Роже размяк. Ему вдруг стало жалко Мадлен. Он почувствовал вину за свои бесконечные отсутствия, за измены, за хлопоты по дому, которые навалил на нее…

— Идем, — сказал он тихо.

Бар гудел беззаботным весельем, хотя в глазах у всех еще, казалось, не остыла гонка. Многие обсуждали ее события за кружкой холодного пива или стаканом виски со льдом.

Крокодил провел Мадлен в дальний угол за двухместный столик у огромного зашторенного окна. Пока бармен готовил Мадлен «мантхэттен» и клал кубики льда в стакан сока для Роже, Мадлен говорила, склонив голову:

— Только сейчас начинаю понимать, насколько странен твой мир. В нем есть что-то более манящее, чем поездка в Ниццу или на Корсику. Знаешь, когда ты выиграл «Тур де Франс», я повела маленького Жана в школу. И вдруг застала всех у порога — и учителей, и учеников, и родителей, и все они ждали нас— Мадлен пожала плечами, как бы предвосхищая жестом свое отношение к тому, о чем хотела рассказать. — И все они стали поздравлять нас. Тогда не совсем тактично я сказала им: «При чем тут мы? Ведь гонку выиграл Роже, мой муж…» — Она счастливо засмеялась. — Наверно, это было даже глупо. Только сейчас, в гонке, я поняла, что действительно всю жизнь была ни при чем. — Она вдруг умолкла и начала машинально крутить фужер с коктейлем. Соломинка выпала и с брызгами, прокатившись по столу, упала на пол. Роже почувствовал: надо попытаться вывести Мадлен из начинающегося припадка меланхолии.

— Неправда, Мадлен. — Он, старался сказать помягче, чтобы не испугать жену откровением. Ее лицо залил приглушенный густобордовый свет, исходивший от стеклянного потолка. — Я и сам плохо понимал до сегодняшнего дня, как много значит для меня твое присутствие! Даже когда ты в далеком Париже. Но сегодйя мы ехали рядом — ты в машине, а я на велосипеде. И я многое понял. И пожалел, что так редко были вместе…

— Это правда? — с поразившей Роже недоверчивостью спросила Мадлен, заглядывая ему в глаза.

— Тогда тихо — о больном ни слова!

Наверно, Роже выдержал этот взгляд, потому что Мадлен ожила. Она начала вновь что-то щебетать. А он слышал и не слышал ее голоса, то таявшего, то густевшего в общем шуме многоязыкого бара. Спустя пару часов они поехали в гостиницу к Мадлен.

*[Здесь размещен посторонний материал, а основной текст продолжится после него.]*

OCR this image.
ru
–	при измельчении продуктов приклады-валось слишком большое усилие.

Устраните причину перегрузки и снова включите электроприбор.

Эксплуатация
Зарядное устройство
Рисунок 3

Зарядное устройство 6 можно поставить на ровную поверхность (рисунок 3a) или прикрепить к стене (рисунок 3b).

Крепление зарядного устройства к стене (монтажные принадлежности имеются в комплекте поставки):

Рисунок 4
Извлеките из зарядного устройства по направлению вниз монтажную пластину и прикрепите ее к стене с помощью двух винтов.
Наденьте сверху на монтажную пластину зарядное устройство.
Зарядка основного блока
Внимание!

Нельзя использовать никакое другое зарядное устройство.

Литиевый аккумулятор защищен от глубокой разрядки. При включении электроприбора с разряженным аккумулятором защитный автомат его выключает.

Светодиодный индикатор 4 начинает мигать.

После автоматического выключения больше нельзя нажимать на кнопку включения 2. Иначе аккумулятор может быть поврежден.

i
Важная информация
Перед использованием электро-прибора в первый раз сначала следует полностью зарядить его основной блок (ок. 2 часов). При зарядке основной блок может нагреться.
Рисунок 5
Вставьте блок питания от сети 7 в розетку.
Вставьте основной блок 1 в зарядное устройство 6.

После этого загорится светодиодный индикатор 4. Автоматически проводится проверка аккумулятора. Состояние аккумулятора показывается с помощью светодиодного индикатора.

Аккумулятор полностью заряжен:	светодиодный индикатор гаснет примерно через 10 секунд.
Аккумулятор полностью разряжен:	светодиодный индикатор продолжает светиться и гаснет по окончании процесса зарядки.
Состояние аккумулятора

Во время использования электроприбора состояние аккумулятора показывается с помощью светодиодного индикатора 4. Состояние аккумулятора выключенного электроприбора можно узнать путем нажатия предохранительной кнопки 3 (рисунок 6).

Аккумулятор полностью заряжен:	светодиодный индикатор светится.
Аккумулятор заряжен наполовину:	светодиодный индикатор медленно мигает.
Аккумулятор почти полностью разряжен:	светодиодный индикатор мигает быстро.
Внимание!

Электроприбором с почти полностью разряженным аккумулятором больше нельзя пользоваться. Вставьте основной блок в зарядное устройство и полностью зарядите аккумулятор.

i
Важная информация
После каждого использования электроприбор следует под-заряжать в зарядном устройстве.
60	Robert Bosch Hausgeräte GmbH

— Знаешь, это очень смешно. Мы встречаемся в номере гостиницы, как любовники. И ты должен будешь уйти… Я давно забыла, когда такое случалось…— Она поцеловала Роже в шею, пока он возился с дверью, долго не попадая ключом в замочную скважину.

V Глава

ДЕНЬ ЧЕТВЕРТЫЙ

«Поезд» озверел. Начал дергаться сразу же после падения стартового флага. Будто стремился сегодняшней агрессивностью скрасить неблаговидное впечатление, произведенное на организаторов вчерашним миролюбием. Во всяком случае, введение лимита времени, пока и либерального, Роже мог объяснить только недовольством боссов.

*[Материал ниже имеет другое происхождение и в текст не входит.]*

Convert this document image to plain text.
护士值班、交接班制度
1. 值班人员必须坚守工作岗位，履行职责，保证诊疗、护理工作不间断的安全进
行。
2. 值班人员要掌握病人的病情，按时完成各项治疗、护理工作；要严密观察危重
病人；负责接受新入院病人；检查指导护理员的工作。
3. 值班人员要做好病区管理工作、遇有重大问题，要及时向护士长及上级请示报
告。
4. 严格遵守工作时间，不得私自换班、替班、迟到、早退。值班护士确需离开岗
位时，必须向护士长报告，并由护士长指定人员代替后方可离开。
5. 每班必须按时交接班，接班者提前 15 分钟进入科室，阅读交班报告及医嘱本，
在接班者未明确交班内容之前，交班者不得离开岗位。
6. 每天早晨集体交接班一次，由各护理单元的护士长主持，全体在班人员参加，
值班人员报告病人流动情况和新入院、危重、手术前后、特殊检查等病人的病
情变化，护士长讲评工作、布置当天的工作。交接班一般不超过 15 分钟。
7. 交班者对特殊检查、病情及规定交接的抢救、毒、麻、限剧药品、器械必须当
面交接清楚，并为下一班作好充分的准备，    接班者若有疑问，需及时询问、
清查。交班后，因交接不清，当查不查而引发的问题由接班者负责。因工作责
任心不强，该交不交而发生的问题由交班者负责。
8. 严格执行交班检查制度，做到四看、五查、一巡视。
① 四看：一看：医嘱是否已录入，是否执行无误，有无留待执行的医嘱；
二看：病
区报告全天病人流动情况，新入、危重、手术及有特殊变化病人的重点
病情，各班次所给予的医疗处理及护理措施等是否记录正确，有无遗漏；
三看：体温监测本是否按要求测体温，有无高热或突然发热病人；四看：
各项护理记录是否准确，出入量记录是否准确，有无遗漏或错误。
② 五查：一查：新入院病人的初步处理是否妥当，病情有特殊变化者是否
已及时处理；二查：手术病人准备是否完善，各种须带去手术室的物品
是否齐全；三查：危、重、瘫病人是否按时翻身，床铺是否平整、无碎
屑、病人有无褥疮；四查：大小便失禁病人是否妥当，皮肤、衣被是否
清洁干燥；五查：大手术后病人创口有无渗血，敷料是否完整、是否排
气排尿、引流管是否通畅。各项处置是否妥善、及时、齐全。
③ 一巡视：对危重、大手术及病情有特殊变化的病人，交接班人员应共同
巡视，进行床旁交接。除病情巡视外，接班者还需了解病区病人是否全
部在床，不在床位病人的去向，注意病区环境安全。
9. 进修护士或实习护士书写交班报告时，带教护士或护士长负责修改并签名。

Вшестером французы с трудом отбивали атаки. Они выложились так, что казалось, найдись у кого-нибудь силы покатиться чуть быстрее — и уже никто из шестерки не смог его остановить.

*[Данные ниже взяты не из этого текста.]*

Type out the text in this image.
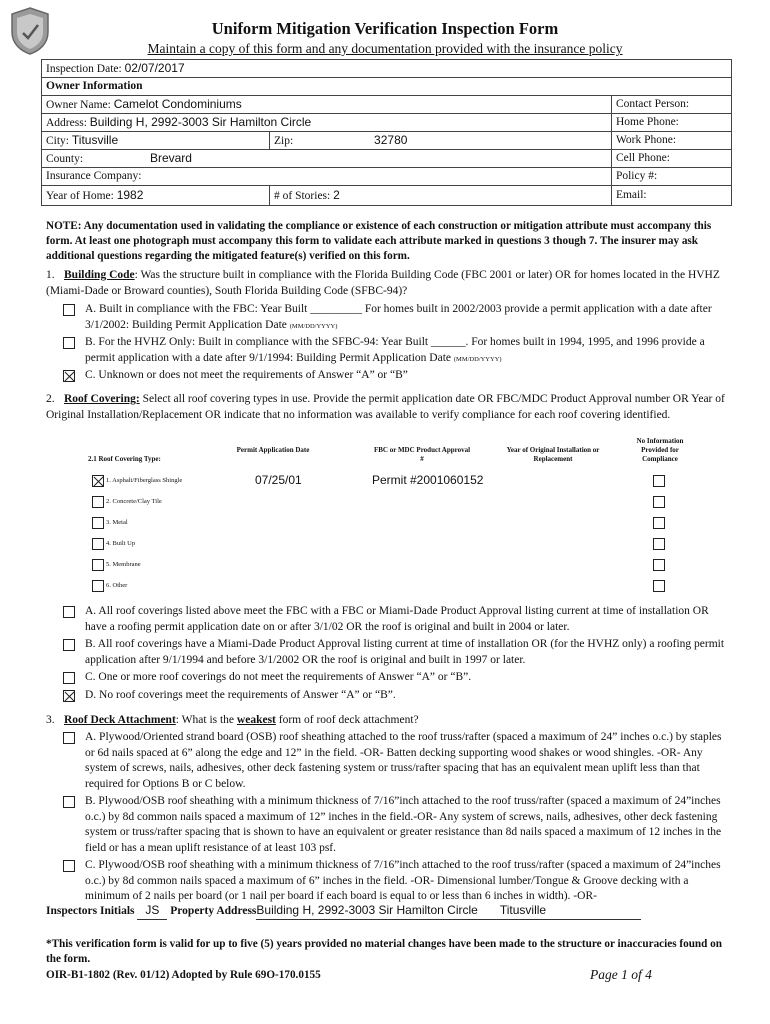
Uniform Mitigation Verification Inspection Form
Maintain a copy of this form and any documentation provided with the insurance policy
Inspection Date: 02/07/2017		
Owner Information		
Owner Name: Camelot Condominiums		Contact Person:
Address: Building H, 2992-3003 Sir Hamilton Circle		Home Phone:
City: Titusville	Zip: 32780	Work Phone:
County: Brevard		Cell Phone:
Insurance Company:		Policy #:
Year of Home: 1982	# of Stories: 2	Email:
NOTE: Any documentation used in validating the compliance or existence of each construction or mitigation attribute must accompany this form. At least one photograph must accompany this form to validate each attribute marked in questions 3 though 7. The insurer may ask additional questions regarding the mitigated feature(s) verified on this form.
1. Building Code: Was the structure built in compliance with the Florida Building Code (FBC 2001 or later) OR for homes located in the HVHZ (Miami-Dade or Broward counties), South Florida Building Code (SFBC-94)?
A. Built in compliance with the FBC: Year Built _________ For homes built in 2002/2003 provide a permit application with a date after 3/1/2002: Building Permit Application Date (MM/DD/YYYY)
B. For the HVHZ Only: Built in compliance with the SFBC-94: Year Built ______. For homes built in 1994, 1995, and 1996 provide a permit application with a date after 9/1/1994: Building Permit Application Date (MM/DD/YYYY)
C. Unknown or does not meet the requirements of Answer “A” or “B”
2. Roof Covering: Select all roof covering types in use. Provide the permit application date OR FBC/MDC Product Approval number OR Year of Original Installation/Replacement OR indicate that no information was available to verify compliance for each roof covering identified.
2.1 Roof Covering Type:
Permit Application Date	FBC or MDC Product Approval #
Year of Original Installation or Replacement
No Information Provided for Compliance
1. Asphalt/Fiberglass Shingle	07/25/01	Permit #2001060152
2. Concrete/Clay Tile
3. Metal
4. Built Up
5. Membrane
6. Other
A. All roof coverings listed above meet the FBC with a FBC or Miami-Dade Product Approval listing current at time of installation OR have a roofing permit application date on or after 3/1/02 OR the roof is original and built in 2004 or later.
B. All roof coverings have a Miami-Dade Product Approval listing current at time of installation OR (for the HVHZ only) a roofing permit application after 9/1/1994 and before 3/1/2002 OR the roof is original and built in 1997 or later.
C. One or more roof coverings do not meet the requirements of Answer “A” or “B”.
D. No roof coverings meet the requirements of Answer “A” or “B”.
3. Roof Deck Attachment: What is the weakest form of roof deck attachment?
A. Plywood/Oriented strand board (OSB) roof sheathing attached to the roof truss/rafter (spaced a maximum of 24” inches o.c.) by staples or 6d nails spaced at 6” along the edge and 12” in the field. -OR- Batten decking supporting wood shakes or wood shingles. -OR- Any system of screws, nails, adhesives, other deck fastening system or truss/rafter spacing that has an equivalent mean uplift less than that required for Options B or C below.
B. Plywood/OSB roof sheathing with a minimum thickness of 7/16”inch attached to the roof truss/rafter (spaced a maximum of 24”inches o.c.) by 8d common nails spaced a maximum of 12” inches in the field.-OR- Any system of screws, nails, adhesives, other deck fastening system or truss/rafter spacing that is shown to have an equivalent or greater resistance than 8d nails spaced a maximum of 12 inches in the field or has a mean uplift resistance of at least 103 psf.
C. Plywood/OSB roof sheathing with a minimum thickness of 7/16”inch attached to the roof truss/rafter (spaced a maximum of 24”inches o.c.) by 8d common nails spaced a maximum of 6” inches in the field. -OR- Dimensional lumber/Tongue & Groove decking with a minimum of 2 nails per board (or 1 nail per board if each board is equal to or less than 6 inches in width). -OR-
Inspectors Initials JS Property AddressBuilding H, 2992-3003 Sir Hamilton Circle Titusville
*This verification form is valid for up to five (5) years provided no material changes have been made to the structure or inaccuracies found on the form.
OIR-B1-1802 (Rev. 01/12) Adopted by Rule 69O-170.0155	Page 1 of 4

Мысль, что вряд ли серьезные конкуренты способны на такую атаку, несколько успокоила уставшего Роже. Он забрался в середину «поезда» немного отдышаться. Эдмонд, Мишель и Гастон «уселись» еще дальше за ним. И в эту минуту, именно в эту, а не в какую-то другую сработал закон пакости. Пятерка — двое бельгийцев, голландец, итальянец и русский — ушла вперед. Роже проверил список, укрепленный на руле, и с ужасом обнаружил, что голландца и одного бельгийца никак нельзя было отпускать. К тому же в командном зачете невыгодный отрыв мог пробить брешь, которую неизвестно, удастся ли французам заделать до конца гонки.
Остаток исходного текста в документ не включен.